Repeated evaluation failure. The agent fails its quarterly eval (overall pass rate below threshold) two consecutive times without a clear remediation path. "No clear remediation path" means the builder has investigated the failures and cannot identify changes to the prompt pack that would fix them within the maintenance budget. This condition often indicates that the underlying model has changed in a way that is fundamentally incompatible with the current prompt design.

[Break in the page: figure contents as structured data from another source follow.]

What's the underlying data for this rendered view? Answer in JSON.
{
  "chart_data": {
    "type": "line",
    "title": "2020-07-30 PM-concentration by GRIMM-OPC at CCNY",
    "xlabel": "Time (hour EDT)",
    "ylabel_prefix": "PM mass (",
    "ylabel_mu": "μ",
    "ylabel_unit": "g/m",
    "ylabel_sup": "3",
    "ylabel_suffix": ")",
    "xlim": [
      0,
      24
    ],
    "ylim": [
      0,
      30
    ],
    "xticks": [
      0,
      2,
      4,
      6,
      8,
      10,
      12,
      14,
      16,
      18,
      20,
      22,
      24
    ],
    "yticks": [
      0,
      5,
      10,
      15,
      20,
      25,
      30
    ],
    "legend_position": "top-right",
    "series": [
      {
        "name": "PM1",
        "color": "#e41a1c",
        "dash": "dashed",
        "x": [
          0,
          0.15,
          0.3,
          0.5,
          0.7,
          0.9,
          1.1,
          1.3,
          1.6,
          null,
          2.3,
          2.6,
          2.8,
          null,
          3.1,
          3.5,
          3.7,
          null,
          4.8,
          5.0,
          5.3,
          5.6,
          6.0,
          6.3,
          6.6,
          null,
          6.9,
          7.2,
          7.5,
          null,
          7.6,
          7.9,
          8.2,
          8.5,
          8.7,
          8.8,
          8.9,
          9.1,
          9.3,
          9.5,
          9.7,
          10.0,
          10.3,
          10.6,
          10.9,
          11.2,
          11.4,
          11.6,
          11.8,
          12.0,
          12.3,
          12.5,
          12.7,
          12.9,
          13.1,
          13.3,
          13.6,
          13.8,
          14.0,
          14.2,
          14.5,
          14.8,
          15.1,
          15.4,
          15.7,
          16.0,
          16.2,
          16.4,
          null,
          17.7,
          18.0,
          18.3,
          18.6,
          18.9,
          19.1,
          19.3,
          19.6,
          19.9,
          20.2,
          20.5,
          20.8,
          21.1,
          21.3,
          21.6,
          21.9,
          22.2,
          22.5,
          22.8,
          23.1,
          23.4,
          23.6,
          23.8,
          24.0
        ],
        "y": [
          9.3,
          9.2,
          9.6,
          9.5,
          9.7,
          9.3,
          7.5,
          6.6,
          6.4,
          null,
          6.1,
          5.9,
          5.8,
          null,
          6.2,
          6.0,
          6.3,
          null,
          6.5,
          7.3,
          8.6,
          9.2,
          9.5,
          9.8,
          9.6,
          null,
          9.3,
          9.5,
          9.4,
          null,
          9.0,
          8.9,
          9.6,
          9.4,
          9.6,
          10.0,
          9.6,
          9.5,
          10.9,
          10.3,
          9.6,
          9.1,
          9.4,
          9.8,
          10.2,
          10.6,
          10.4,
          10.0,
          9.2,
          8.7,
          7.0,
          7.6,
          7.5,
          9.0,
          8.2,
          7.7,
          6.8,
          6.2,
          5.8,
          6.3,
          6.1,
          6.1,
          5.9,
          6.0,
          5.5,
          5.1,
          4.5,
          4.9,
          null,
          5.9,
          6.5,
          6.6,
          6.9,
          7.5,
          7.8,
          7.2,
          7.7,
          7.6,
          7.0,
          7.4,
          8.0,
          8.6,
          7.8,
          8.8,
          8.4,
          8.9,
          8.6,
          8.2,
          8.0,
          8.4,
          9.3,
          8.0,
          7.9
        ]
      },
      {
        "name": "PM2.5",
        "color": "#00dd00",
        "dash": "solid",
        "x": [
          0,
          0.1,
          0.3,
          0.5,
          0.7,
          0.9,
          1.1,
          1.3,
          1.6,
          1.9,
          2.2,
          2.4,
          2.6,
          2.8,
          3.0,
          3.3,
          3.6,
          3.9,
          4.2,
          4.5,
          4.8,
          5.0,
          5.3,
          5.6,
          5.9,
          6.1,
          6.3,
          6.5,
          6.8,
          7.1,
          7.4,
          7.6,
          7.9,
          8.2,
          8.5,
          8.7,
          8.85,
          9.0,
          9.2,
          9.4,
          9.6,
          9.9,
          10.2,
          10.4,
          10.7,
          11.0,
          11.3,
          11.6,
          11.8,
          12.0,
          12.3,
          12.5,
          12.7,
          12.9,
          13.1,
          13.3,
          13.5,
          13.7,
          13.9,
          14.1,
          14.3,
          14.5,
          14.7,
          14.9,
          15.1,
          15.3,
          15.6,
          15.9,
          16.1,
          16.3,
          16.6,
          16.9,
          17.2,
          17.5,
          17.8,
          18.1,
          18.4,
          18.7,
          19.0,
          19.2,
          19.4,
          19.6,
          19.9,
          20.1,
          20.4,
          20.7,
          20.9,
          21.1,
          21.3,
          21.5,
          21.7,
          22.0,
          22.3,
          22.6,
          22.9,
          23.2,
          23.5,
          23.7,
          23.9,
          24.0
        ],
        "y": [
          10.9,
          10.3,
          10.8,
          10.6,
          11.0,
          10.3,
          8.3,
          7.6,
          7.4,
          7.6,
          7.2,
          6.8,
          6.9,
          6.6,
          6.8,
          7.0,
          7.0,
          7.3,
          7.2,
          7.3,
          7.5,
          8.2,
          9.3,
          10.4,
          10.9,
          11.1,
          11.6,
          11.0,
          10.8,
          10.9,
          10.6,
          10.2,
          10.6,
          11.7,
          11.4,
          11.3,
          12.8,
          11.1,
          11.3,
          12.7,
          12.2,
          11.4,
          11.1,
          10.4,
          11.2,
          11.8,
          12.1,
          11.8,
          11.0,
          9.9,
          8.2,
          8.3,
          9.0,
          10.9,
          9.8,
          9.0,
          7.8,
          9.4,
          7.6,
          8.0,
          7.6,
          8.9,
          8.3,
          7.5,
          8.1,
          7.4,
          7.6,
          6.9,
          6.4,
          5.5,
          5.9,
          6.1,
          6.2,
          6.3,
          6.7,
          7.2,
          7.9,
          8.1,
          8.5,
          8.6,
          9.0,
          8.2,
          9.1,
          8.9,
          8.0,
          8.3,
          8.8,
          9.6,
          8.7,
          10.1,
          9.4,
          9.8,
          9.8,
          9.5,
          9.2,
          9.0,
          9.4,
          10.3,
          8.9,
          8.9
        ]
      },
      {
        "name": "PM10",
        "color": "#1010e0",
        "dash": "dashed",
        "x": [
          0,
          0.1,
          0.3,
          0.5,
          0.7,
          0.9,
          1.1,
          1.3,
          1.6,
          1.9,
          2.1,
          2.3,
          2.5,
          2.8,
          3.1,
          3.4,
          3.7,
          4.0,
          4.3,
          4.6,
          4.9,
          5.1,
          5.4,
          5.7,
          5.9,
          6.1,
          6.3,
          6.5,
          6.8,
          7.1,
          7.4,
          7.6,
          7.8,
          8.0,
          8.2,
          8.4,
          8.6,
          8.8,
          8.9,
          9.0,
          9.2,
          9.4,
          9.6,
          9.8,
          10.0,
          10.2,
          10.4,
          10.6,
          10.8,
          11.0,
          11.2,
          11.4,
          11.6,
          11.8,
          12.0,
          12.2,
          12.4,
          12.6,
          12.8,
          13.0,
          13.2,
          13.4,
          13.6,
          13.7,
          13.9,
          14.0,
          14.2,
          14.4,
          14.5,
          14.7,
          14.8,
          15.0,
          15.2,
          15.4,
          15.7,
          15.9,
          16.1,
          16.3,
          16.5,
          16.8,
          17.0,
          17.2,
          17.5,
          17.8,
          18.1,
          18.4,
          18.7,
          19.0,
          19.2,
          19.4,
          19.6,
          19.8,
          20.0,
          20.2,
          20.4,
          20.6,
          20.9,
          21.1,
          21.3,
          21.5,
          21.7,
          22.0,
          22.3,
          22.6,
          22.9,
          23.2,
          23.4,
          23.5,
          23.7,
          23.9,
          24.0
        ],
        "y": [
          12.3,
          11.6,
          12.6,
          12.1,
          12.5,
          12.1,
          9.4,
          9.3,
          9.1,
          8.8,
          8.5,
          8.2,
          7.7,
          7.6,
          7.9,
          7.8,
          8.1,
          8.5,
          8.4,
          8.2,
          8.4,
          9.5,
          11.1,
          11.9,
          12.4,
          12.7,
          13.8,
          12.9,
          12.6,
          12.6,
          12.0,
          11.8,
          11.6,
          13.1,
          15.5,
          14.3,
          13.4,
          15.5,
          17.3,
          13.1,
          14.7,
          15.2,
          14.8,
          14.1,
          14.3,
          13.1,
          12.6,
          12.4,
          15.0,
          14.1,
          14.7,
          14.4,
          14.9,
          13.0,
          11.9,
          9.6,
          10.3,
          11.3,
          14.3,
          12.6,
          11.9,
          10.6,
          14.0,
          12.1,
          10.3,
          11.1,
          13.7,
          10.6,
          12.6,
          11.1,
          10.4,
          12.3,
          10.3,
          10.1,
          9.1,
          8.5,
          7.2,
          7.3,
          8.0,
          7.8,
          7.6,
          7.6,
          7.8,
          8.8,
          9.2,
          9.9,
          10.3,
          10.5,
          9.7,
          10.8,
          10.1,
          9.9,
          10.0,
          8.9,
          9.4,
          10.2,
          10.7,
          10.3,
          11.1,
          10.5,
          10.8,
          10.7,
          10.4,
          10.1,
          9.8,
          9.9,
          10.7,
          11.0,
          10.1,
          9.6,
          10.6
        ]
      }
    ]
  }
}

Owner vacancy. The named owner has left the organization or transferred away from the relevant team, and no successor has accepted ownership within 60 days. An agent without an owner has no one to authorize changes, accept risk for its outputs, or retire it when the time comes.

Zero usage. The agent has received no real user requests in two consecutive quarterly review periods. An unused agent is not harmless — it still consumes maintenance attention and carries organizational liability. If there is a plausible reason for the usage drop (seasonal workflow, temporary team change), the owner can defer retirement with documented justification. Otherwise, retirement is the appropriate action.

The retirement record¶

When an agent is retired, the following must be recorded:

Agent name and version.
Retirement date.
Retirement trigger (which condition above applied).
Final eval results (even if below threshold).
Disposition of dependencies (credentials revoked, API registrations removed, data access terminated).
Archive location of the prompt pack and eval suite (for reference if a similar agent is proposed in the future).
Owner signature on the retirement record.

Retirement records should be stored alongside the launch records in the factory's document archive. They are the institutional memory of what was built, why it was retired, and where the artifacts went. A future factory run proposing a similar agent should begin by reviewing the retirement record of its predecessor.